I prefer to roleplay with the other people sitting at the table rather than compare dice scores. I understand it can be difficult if you want to play a charismatic swindler, but you as a person are not charismatic enough to convince another player to hand over their spell book; but thems the breaks. You have a world full of NPCs to swindle if you're not a good roleplayer.

If I were in your position I would have not chosen to make a "meta-game choice" and hold onto my book. I'd give it up if my character trusted the guy, or held onto it he didn't. There is no winning in D&D and avoiding conflict does not advance you closer to victory. On the flip side, stealing your spellbook doesn't award him any points, there would be no reason to follow through with the theft if it would wind up being unfun for you.

An important lesson to learn is you cannot remove meta-game knowledge, and the dice are a shitty method of protecting you from it. The best way to protect yourself from it is to learn to not utilize it.
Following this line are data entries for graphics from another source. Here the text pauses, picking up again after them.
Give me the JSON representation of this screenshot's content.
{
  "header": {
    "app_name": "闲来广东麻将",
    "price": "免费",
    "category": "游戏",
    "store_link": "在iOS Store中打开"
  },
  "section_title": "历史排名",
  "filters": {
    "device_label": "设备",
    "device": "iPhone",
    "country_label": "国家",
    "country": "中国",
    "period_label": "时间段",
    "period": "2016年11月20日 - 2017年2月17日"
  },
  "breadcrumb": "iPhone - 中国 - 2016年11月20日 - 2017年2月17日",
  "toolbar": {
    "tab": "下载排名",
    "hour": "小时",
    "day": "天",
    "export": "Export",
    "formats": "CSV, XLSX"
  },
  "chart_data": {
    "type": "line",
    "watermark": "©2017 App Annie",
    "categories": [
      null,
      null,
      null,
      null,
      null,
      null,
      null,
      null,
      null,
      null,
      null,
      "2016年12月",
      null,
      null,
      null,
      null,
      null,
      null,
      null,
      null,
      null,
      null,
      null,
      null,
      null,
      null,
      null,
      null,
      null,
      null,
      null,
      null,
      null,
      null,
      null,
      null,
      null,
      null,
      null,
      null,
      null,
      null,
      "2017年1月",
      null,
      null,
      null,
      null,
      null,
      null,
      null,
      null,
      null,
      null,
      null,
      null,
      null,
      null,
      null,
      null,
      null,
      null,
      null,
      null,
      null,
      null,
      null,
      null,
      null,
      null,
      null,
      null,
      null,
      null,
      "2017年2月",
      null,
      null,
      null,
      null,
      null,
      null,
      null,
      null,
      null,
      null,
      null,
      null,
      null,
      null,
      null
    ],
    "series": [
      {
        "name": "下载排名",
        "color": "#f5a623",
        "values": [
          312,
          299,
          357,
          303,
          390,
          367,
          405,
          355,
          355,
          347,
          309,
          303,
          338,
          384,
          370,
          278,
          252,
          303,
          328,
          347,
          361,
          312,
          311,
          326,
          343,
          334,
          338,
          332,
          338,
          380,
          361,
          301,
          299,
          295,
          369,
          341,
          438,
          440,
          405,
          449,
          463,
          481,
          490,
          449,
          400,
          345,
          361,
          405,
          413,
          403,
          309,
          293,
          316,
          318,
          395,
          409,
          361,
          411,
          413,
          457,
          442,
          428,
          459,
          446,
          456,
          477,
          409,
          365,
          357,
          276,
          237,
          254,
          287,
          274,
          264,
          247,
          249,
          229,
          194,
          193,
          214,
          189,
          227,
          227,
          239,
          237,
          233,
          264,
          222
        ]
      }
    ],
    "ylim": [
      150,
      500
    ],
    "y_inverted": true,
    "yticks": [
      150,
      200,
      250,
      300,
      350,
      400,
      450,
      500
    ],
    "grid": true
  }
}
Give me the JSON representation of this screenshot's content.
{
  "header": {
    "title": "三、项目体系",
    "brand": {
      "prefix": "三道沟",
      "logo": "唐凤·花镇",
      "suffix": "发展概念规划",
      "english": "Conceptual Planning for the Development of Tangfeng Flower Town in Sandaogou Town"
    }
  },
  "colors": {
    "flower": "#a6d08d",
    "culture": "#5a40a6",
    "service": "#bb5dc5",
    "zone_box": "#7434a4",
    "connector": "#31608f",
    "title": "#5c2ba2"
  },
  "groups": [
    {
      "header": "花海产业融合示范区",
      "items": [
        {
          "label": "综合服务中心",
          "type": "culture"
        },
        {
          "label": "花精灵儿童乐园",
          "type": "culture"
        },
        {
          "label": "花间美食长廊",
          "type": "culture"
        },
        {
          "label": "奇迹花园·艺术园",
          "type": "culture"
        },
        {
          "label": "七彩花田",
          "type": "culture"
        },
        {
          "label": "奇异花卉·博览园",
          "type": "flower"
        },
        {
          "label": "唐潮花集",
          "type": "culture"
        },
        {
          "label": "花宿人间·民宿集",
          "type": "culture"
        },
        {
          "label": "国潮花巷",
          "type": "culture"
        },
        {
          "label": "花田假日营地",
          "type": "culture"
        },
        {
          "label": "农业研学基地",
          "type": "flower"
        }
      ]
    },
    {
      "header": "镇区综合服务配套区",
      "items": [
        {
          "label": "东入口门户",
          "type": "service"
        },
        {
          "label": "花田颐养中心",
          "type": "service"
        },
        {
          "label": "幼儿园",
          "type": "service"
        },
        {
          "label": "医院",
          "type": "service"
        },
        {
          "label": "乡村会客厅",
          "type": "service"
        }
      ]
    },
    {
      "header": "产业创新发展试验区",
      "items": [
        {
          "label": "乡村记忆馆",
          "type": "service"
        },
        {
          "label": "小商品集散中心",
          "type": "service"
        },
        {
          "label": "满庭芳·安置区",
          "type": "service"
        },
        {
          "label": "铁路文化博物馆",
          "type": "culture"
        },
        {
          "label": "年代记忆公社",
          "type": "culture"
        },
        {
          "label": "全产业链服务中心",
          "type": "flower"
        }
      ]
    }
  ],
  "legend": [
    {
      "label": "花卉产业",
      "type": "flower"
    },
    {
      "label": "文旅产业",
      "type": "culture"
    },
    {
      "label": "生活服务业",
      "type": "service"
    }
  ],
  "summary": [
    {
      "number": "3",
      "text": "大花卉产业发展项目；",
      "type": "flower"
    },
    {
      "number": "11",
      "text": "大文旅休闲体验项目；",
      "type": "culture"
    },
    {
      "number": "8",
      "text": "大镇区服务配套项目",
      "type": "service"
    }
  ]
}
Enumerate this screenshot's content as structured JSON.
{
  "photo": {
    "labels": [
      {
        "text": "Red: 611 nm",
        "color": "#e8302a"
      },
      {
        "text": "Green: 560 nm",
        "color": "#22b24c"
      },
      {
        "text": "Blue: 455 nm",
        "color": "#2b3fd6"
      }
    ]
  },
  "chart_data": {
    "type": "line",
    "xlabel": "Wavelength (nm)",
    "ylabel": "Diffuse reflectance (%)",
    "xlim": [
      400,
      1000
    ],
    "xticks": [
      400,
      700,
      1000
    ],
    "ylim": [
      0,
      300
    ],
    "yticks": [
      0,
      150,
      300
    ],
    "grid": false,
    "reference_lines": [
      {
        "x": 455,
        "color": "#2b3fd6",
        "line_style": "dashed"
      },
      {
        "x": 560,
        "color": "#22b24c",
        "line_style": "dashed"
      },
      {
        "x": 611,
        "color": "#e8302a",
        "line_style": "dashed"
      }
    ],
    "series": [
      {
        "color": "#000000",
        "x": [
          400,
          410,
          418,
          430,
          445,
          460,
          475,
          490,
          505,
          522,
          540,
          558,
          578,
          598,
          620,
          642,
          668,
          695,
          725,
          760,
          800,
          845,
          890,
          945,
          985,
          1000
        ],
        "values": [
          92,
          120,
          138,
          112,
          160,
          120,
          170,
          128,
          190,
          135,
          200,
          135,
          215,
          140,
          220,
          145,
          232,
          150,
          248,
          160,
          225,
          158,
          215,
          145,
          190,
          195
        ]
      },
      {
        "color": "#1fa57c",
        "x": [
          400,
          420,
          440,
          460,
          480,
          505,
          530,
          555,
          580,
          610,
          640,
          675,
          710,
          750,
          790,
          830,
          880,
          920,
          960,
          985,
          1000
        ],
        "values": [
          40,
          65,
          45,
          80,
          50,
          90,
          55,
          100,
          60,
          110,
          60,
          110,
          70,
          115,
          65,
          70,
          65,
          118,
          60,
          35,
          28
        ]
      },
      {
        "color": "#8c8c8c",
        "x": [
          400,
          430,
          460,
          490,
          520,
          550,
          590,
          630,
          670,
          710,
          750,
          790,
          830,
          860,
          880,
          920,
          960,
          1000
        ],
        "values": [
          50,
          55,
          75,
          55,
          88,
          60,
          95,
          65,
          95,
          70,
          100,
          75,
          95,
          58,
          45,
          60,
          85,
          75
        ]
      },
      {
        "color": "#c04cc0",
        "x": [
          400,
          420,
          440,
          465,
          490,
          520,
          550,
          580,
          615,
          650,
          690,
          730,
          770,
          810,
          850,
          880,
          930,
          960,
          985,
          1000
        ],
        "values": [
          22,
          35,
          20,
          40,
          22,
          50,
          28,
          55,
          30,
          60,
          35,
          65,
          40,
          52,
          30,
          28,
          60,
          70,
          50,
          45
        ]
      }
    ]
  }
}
For example, lets assume you know a Kobold has 12 AC because in previous games rolls of 11 missed, and rolls of 12 and higher hit. But in this game your character, with the Lucky Feat, encounters a kobold for the first time. You roll for an attack, see an 11, and decide to reroll. You just meta-gamed and the dice didn't save you.

As for your question about how my table does it. We never roll for interaction between PCs. We always play it out because it's way more fun. And yes we frequently do things as a player we wouldn't, but our character would. And it's often hilarious and always better for the story.